Red flags to watch for

  • Not updated in over a year
  • Fewer than a few hundred active installs for a non-niche use case
  • No support responses from the developer
  • Plugin downloaded from a site that is not wordpress.org
  • Promises that seem too good ("1-click SEO fix!", "instant Google #1 ranking")
  • Requires you to create an account or send data to a third-party server for basic functionality

Less is more

Every plugin you install adds code that runs on every page load. More plugins means more potential for conflicts, slower load times, and a larger attack surface. Before installing a plugin, ask:

  • Does WordPress already do this natively?
  • Can I solve this with a small amount of custom code instead?
  • Do I actually need this feature, or is it just nice-to-have?

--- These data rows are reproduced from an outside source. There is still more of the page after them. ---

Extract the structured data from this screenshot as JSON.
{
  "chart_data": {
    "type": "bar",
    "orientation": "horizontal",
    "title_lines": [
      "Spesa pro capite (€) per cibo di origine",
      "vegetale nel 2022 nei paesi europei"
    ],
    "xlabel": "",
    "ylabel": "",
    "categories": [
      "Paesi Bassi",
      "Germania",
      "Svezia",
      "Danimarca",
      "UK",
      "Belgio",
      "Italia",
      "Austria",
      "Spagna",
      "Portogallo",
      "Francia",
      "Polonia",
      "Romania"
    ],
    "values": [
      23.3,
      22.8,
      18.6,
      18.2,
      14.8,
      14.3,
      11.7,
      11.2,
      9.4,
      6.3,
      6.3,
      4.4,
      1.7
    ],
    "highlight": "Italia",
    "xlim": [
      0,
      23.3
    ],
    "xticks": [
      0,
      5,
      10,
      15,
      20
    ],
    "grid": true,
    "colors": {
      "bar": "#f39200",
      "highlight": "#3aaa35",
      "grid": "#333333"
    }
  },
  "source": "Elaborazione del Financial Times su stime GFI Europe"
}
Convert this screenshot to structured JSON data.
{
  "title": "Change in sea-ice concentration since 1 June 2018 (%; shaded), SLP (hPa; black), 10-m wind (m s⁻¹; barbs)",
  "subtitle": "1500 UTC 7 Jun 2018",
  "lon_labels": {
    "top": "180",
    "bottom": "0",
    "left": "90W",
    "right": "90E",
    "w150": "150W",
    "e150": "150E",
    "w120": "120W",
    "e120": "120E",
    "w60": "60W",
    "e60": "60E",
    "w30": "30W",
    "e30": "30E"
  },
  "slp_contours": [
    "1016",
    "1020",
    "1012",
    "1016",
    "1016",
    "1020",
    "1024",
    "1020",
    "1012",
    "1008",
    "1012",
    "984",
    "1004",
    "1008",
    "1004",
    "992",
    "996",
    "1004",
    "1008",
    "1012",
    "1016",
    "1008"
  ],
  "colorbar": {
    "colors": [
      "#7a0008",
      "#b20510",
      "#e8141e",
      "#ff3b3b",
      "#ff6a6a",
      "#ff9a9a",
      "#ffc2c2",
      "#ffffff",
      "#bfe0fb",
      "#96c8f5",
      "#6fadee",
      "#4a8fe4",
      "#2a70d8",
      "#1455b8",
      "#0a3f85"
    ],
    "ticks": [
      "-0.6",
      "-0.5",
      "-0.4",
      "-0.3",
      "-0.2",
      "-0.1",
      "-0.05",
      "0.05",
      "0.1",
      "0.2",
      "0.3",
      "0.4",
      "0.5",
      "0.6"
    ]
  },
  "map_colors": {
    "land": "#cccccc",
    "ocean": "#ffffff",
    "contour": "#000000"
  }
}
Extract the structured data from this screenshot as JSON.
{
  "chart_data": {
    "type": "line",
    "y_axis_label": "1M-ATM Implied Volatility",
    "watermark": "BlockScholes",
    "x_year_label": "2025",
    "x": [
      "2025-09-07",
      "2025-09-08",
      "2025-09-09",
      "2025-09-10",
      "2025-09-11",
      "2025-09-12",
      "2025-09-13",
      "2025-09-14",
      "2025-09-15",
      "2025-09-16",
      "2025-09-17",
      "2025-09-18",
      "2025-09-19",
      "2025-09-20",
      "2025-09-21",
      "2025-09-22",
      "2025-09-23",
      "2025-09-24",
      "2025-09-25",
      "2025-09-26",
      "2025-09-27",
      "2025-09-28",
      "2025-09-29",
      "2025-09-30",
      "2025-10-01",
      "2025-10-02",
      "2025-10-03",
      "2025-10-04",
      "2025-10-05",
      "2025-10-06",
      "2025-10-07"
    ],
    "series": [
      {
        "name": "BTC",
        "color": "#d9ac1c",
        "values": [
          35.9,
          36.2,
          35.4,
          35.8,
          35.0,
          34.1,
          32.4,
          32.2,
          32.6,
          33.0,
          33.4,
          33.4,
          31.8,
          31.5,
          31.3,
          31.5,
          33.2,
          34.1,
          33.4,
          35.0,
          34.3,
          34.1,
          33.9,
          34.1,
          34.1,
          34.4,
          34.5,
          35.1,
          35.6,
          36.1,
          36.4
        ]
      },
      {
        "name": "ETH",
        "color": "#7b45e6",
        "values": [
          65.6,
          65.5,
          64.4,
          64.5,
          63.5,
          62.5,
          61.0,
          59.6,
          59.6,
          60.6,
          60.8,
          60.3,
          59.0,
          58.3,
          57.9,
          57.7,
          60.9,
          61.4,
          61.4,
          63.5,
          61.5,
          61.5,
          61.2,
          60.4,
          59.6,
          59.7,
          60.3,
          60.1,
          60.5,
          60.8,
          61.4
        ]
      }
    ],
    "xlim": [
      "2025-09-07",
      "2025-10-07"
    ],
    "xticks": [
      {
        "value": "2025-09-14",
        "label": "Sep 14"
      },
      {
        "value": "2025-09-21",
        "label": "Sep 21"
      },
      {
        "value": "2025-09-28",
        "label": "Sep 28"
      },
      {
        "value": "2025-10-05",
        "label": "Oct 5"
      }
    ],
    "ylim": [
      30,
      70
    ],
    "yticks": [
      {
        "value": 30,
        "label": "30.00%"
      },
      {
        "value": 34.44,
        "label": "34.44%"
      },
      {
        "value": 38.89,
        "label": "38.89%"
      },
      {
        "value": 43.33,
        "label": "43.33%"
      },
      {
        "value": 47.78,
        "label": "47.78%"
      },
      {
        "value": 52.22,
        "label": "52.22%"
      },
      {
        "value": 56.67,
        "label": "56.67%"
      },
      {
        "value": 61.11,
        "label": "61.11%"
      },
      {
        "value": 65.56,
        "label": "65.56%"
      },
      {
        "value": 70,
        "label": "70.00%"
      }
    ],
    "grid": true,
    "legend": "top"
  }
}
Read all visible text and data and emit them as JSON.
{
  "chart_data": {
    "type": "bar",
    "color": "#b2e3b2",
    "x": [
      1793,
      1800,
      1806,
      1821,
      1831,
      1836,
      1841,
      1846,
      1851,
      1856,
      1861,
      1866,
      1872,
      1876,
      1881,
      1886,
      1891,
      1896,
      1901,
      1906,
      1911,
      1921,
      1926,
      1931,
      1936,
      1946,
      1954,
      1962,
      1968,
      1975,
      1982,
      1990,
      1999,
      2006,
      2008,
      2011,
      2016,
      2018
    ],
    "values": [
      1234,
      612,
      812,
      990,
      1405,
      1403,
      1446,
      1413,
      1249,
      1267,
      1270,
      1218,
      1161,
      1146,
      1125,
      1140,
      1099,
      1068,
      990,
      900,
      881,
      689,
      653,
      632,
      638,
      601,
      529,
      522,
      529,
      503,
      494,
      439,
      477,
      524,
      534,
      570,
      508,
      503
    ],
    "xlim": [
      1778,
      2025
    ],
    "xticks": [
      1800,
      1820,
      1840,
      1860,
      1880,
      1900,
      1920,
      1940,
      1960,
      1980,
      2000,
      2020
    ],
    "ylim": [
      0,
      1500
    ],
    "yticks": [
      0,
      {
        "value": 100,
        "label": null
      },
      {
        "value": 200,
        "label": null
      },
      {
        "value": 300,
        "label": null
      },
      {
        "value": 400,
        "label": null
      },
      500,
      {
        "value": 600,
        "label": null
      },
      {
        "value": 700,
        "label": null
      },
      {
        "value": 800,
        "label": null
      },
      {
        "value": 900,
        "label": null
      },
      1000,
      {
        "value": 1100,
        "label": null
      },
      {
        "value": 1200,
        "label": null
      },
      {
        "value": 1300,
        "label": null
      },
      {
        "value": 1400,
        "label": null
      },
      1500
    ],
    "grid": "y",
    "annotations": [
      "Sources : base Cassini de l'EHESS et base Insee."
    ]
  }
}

Some widely-used, reputable plugins by category

  • SEO: Yoast SEO, Rank Math
  • Performance / caching: WP Super Cache, W3 Total Cache, LiteSpeed Cache
  • Security: Wordfence, Solid Security (formerly iThemes Security)
  • Forms: WPForms, Gravity Forms, Contact Form 7
  • eCommerce: WooCommerce
  • Backups: UpdraftPlus, Duplicator
  • Image Lightbox/Carousels: Lots of options - find one that provides a focus service rather than a bloated "kitchen sink" plugin that tries to do everything.